Today I read this article: http://www.classiccarsforsale.co.uk/news/general/800023544/

Interesting is the shift in models targeted, and I was completely unaware, that the P6 V8 suddenly became en vogue with thugs. My assumption always was,

that they consider a P6 V8 owner a bigger crook than they are themselves.

 

In face of this new trend, I recommend that all of you start taking this seriously and take precautions.

 

Apart from that, I would like this thread to be used to exchange experiences, tips, and knowledge.

This is something that could affect each of us, or has already affected some of us, and we should share our knowledge, especially when it comes to anti-theft devices,

and any of those newfangled high-tech gadgets to track a car.

As an example, I have no idea what they mean, when they mention forensic tagging and select DNA (having a vivid imagination, I probably don't want to know).

Also, I wouldn't know where to place trackers or DNA samples, assuming that professional thieves are familiar with the usual hidey holes of any particular

make/model. After all, they have to be considered professionals, who take the same pride in their work, as we do in ours.

 

I was once told by a crime squad copper, that one of the best anti-theft devices for classics is a chain and padlock through the steering wheel/pedals.

Anything unusual seems to throw thieves off, he said. What you can buy at Halfords, they are familiar with, and it doesn't really keep them away.

But if they see a chain and padlock, it's unfamiliar to them and they likely just walk away.

 

And finally, how to deal with insurances, what kind of policy to take out, how to negotiate the replacement value for cars that don't actually have one yet, etc.

Posted

Aye. Local copper acknowledges the sudden increase on all Rover Group type stuff. An ultraviolet pen is good and you can mark certain bits with your postcode or mobile number. this won't stop in getting half inched, but may help quick return if you tell them where it's marked when you report it.

 

Remove a relay like for the full pump will help stop getting it driven off, but not when its getting loaded on a flatbed. Security should be easy so you can form a habit, hence some easy access relays.

 

If thefts are at night, thinks smart. Remove bulbs and fuses if the car will be laid up for a bit. A brake light is good as according to the local copper they spot that straight away and then pull them over.

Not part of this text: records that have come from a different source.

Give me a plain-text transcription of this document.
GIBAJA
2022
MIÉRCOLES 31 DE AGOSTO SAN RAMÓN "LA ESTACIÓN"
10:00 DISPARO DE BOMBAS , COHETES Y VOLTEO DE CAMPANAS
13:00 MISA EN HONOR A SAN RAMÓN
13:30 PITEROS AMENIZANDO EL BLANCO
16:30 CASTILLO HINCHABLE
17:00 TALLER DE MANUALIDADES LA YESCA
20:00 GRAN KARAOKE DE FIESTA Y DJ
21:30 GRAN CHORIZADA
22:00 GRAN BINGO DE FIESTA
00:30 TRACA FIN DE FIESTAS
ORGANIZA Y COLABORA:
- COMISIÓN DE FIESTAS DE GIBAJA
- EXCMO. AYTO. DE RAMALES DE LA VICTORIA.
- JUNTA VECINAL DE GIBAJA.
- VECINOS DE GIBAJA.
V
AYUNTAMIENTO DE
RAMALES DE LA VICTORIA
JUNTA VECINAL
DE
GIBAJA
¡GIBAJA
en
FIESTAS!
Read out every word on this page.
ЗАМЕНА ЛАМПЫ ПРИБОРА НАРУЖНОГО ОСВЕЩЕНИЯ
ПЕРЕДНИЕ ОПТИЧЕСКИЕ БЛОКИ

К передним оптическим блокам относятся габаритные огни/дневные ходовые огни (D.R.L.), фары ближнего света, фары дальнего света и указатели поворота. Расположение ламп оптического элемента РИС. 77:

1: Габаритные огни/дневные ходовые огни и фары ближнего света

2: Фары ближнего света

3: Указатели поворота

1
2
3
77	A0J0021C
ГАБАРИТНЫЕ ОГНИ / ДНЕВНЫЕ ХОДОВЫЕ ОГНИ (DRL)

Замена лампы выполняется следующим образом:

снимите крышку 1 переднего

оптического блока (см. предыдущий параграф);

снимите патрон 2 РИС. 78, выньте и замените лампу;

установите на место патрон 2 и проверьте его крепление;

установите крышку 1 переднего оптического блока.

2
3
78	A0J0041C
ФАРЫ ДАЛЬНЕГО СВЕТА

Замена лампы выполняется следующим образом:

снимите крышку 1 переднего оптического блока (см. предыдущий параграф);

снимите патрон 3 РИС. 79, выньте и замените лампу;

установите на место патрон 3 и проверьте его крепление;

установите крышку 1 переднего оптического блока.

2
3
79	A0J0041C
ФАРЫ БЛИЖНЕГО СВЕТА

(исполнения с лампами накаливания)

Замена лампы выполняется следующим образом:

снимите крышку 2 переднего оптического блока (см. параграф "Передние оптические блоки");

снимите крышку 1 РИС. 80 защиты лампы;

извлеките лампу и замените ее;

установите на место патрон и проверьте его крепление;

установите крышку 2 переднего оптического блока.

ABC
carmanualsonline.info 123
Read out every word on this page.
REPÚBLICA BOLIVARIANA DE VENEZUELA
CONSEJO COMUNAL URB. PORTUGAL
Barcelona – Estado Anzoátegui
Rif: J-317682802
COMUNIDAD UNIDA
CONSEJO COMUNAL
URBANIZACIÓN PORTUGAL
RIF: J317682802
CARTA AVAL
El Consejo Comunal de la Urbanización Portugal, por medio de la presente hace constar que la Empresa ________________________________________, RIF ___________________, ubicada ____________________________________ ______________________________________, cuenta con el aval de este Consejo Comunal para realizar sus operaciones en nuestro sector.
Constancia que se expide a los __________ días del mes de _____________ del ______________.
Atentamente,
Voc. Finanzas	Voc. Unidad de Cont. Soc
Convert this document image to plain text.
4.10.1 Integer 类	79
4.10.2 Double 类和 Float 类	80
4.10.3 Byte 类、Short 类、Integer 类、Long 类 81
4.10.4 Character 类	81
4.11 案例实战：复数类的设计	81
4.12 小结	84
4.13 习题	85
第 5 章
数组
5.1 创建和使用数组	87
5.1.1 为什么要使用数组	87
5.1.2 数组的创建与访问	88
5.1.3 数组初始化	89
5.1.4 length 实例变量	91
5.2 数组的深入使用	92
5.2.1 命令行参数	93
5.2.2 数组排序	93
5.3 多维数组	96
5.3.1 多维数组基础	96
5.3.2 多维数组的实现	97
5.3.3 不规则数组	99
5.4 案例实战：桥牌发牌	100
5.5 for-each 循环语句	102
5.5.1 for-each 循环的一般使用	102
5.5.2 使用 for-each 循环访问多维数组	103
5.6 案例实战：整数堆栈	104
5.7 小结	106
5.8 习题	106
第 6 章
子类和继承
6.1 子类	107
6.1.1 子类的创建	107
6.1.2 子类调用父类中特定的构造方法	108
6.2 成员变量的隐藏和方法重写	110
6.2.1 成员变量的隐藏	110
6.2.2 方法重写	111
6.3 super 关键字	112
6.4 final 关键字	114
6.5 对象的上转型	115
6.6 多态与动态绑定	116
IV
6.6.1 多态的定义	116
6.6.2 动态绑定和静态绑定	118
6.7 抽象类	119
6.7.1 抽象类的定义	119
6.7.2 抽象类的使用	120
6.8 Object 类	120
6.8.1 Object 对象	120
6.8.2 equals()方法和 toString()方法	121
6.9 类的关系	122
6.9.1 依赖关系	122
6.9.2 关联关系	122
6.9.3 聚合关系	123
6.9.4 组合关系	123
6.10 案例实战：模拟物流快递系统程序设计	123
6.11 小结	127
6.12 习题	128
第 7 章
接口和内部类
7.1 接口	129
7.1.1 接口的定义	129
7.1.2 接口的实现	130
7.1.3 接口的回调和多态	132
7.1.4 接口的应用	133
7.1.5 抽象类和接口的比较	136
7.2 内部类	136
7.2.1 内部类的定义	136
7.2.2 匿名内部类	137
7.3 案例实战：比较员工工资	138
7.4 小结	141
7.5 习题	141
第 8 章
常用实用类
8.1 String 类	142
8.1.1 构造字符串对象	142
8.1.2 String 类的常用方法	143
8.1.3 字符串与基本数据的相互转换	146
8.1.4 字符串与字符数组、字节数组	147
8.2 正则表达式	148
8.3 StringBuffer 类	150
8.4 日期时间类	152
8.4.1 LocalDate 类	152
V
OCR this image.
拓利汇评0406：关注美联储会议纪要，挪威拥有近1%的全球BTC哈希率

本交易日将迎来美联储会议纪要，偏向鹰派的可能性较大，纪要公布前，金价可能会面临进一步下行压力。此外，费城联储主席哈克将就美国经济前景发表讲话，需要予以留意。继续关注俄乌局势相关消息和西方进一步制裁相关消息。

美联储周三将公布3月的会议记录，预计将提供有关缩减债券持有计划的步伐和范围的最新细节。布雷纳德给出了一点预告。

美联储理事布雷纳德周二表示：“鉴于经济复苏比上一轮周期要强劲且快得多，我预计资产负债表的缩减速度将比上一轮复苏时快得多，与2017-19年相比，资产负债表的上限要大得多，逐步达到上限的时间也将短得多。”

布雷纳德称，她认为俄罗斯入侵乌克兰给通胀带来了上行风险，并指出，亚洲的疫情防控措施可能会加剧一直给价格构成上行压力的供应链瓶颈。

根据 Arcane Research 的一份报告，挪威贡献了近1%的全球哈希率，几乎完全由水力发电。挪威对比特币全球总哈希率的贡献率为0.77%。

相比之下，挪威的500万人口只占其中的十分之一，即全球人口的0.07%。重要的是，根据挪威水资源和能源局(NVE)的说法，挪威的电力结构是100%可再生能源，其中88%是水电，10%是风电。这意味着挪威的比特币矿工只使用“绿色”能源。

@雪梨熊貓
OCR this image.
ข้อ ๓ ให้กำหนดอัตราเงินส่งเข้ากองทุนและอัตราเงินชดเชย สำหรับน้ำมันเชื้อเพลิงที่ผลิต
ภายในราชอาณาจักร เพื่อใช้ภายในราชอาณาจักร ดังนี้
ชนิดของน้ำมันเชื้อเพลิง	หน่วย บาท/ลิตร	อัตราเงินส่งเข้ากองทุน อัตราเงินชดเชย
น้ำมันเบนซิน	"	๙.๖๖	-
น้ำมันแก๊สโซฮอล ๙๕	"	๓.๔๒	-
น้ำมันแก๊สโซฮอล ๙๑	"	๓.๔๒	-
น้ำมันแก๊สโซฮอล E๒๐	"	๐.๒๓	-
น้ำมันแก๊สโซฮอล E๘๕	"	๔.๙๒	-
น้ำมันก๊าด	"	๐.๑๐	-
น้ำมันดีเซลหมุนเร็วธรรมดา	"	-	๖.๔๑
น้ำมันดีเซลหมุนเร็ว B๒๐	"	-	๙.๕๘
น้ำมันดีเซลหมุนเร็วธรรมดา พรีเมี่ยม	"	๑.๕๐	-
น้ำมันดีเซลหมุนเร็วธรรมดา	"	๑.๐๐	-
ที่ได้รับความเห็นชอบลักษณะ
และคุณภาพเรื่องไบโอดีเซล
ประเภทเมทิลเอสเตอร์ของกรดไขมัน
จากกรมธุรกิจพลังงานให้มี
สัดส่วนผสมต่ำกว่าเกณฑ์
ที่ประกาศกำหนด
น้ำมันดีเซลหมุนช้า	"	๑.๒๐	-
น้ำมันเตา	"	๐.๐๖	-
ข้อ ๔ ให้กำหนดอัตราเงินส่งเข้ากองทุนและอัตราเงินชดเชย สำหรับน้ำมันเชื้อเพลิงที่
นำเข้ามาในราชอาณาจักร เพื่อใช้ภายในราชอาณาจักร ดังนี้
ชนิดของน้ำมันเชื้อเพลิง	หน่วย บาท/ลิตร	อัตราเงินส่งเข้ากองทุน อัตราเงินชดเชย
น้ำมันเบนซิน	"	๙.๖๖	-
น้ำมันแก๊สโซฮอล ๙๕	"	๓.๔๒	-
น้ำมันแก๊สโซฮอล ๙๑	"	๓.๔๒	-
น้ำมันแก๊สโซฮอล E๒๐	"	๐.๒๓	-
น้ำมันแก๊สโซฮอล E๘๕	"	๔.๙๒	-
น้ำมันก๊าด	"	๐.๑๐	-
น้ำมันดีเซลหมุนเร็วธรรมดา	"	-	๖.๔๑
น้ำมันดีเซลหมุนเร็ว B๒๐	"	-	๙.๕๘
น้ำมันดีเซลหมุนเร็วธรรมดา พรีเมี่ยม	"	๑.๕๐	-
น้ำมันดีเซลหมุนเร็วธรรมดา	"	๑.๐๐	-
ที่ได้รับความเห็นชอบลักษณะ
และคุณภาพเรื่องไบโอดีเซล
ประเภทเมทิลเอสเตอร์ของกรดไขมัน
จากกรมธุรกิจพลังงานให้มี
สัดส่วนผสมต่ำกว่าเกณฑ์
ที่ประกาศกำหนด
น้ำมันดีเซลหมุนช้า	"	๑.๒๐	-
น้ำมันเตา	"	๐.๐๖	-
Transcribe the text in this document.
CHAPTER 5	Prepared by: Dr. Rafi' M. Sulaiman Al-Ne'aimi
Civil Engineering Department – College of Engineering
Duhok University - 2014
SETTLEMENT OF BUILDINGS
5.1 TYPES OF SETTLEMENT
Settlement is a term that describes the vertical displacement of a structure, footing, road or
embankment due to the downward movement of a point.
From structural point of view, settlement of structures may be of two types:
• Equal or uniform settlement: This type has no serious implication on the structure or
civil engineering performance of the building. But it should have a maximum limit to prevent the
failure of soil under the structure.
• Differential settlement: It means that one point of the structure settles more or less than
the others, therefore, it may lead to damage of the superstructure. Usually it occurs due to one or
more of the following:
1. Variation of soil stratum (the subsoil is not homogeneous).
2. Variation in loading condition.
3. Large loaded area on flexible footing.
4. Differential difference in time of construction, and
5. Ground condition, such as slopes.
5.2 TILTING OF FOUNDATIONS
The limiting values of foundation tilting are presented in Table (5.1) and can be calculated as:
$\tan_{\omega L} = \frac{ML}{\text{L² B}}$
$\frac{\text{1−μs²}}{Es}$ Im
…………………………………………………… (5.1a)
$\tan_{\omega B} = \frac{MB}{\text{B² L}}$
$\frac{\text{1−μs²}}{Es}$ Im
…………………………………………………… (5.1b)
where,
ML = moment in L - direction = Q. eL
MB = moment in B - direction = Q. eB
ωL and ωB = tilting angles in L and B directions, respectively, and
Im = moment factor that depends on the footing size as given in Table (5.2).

Teh thief may not notice the brake lights ain't working.

 

Thieves hate spot lamps with sensors; so fit one above your cars and have a grate over it if it's low so they can't smash it easy.

 

 

 

There is more when I can think of it.

  • Like 3
Posted

I would like to see a blagger get a disklok off without cutting through the steering column or taking the windscreen out.

 

Its my weapon of choice.  Never been beaten in my experience.

 

Check out this Volvo enthusiast in a Voxol.

 

https://www.youtube.com/watch?v=H2YGWxOUNiU

 

 

Doesnt stop them lifting it, but its a very good deterant.

  • Like 2
Posted

I think we need to start from the baseline that these scum are not professional anything. They are for the most part opportunist wankers who occasionally get lucky.

The fact that nothing more sophisticated than a chain and padlock can deter them is a good sign.

I wouldn't dream of suggesting that most classic* car thefts probably involve technical equipment such as HIAB's beaver tail's and weigh bridges . Obviously anything with a scene tax on parts- OLLI,Pineapples,Old Skool Farts etc will be seen as easy pickings for profit but anything else is just so much mixed metal,as for 12 Rover P6's been stolen in one year, it would be interesting to see statistics from 1963 to date for how many got stolen each year and if 12 is still on the downward curve or it shows a rise in popularity.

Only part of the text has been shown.